さらに、測定装置の構造は問わない等、その他、本開示は、前記実施形態に記載の態様の他、当業者の知識に基づいて種々の変更、改良を施した形態で実施することができる。
【符号の説明】
【0049】
10:測定装置 34:固定子 36:可動子 34f,36f:対向面 42,140:電気回路 90:特性関連値測定部 92:交流信号発生部 94,142:補助回路 100:制御装置
【特許請求可能な発明】
【0050】
(1)一対の測定子に把持された対象物と、前記対象物の電気的特性に関連する特性関連値を測定する特性関連値測定部と、電気的特性を有する回路要素を1つ以上有する補助回路とを備えた電気回路を含み、前記特性関連値測定部によって測定された前記特性関連値に基づいて前記対象物の前記電気的特性を表す値である電気的特性値を取得する電気的特性値取得装置であって、
当該電気的特性値取得装置が、前記対象物の電気的特性値と前記取得する前記電気的特性との少なくとも一方に基づいて前記補助回路を切り換える補助回路切換部を含む電気的特性値取得装置。
【0051】
取得する電気的特性とは、取得する電気的特性の種類であり、例えば、インダクタンスL,レジスタンスR,キャパシタンスC,インピーダンスZのうちの取得目的の電気的特性である。例えば、電気的特性としてキャパシタンスCを取得する場合には、補助回路を、対象物にコンデンサが接続される回路に切り換えることができる。

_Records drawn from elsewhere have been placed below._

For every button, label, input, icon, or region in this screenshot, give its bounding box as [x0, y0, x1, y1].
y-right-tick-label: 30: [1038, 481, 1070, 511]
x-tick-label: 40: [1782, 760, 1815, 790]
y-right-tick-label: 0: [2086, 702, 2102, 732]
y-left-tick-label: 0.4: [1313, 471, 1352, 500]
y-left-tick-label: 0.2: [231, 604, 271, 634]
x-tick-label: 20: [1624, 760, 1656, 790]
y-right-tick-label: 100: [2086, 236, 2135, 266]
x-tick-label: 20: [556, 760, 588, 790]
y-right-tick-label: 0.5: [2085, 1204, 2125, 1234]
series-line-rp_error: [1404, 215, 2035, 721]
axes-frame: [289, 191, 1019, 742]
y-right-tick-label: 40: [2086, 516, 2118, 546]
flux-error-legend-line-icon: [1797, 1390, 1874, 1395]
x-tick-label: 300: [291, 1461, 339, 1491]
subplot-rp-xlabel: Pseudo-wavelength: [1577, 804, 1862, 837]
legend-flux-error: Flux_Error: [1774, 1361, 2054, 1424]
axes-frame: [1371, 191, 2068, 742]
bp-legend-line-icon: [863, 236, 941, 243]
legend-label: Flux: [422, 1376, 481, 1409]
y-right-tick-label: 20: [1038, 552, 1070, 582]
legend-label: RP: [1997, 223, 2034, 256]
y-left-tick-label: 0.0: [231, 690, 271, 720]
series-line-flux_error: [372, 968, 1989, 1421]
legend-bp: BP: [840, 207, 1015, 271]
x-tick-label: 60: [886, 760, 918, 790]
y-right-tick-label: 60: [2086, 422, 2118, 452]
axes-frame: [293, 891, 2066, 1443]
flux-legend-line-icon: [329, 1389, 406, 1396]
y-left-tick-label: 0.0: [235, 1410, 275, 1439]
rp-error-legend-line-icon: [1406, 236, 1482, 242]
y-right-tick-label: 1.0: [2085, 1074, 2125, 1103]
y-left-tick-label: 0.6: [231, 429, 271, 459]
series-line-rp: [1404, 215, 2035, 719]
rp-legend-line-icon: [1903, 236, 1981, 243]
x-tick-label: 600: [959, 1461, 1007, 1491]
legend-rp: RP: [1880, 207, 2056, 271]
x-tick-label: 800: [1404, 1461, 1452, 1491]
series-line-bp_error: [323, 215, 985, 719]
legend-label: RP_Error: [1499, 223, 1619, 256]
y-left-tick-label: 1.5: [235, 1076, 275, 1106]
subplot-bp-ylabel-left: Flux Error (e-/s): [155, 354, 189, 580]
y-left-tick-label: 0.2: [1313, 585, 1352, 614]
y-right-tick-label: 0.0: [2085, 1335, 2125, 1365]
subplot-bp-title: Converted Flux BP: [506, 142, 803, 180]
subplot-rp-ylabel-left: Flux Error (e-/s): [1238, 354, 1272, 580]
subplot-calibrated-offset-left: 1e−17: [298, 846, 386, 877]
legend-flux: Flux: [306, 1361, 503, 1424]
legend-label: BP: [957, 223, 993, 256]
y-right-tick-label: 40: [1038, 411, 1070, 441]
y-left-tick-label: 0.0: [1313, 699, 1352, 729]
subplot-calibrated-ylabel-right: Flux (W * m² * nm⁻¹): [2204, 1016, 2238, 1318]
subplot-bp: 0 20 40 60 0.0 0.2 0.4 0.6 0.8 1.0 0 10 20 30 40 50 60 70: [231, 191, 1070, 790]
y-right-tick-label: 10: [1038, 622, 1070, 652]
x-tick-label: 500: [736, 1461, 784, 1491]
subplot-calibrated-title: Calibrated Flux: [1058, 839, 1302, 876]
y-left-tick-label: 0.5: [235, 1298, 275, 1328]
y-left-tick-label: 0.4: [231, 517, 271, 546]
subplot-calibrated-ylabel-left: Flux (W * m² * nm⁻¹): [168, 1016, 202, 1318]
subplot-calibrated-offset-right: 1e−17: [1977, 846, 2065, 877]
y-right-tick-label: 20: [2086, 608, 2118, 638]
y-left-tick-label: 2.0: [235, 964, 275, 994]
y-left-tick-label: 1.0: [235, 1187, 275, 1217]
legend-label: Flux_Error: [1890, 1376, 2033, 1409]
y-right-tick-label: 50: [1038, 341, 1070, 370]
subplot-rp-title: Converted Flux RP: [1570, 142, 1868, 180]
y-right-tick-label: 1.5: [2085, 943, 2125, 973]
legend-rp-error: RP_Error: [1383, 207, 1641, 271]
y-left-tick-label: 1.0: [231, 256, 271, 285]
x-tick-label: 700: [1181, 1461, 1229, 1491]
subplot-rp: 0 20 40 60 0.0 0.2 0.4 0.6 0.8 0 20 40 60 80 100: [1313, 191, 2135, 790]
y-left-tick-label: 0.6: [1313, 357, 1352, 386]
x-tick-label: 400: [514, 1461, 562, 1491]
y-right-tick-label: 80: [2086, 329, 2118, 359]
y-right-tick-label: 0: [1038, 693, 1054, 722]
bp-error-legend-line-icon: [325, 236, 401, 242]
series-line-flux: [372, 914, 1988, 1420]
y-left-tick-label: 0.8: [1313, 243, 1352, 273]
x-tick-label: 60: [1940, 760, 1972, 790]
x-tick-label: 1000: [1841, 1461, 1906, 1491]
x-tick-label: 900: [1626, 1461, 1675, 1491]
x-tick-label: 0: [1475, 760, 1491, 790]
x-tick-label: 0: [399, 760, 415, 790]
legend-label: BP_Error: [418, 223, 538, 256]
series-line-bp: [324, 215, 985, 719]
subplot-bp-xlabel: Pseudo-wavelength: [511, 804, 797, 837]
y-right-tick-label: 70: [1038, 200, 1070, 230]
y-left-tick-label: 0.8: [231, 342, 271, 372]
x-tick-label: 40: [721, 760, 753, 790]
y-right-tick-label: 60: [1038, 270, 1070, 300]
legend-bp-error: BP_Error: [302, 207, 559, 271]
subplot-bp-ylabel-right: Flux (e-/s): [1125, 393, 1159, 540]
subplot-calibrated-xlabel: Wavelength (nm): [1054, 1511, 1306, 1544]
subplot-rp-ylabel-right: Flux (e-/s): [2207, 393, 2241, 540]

補助回路の切換えとは、例えば、補助回路に含まれるスイッチのON・OFFが切り換えられること、補助回路に含まれる変更機構により回路要素の電気的特性値が変更されること等が該当する。この補助回路の切換えにより、対象物に接続される回路要素と回路要素の電気的特性値との少なくとも一方が切り換えられる。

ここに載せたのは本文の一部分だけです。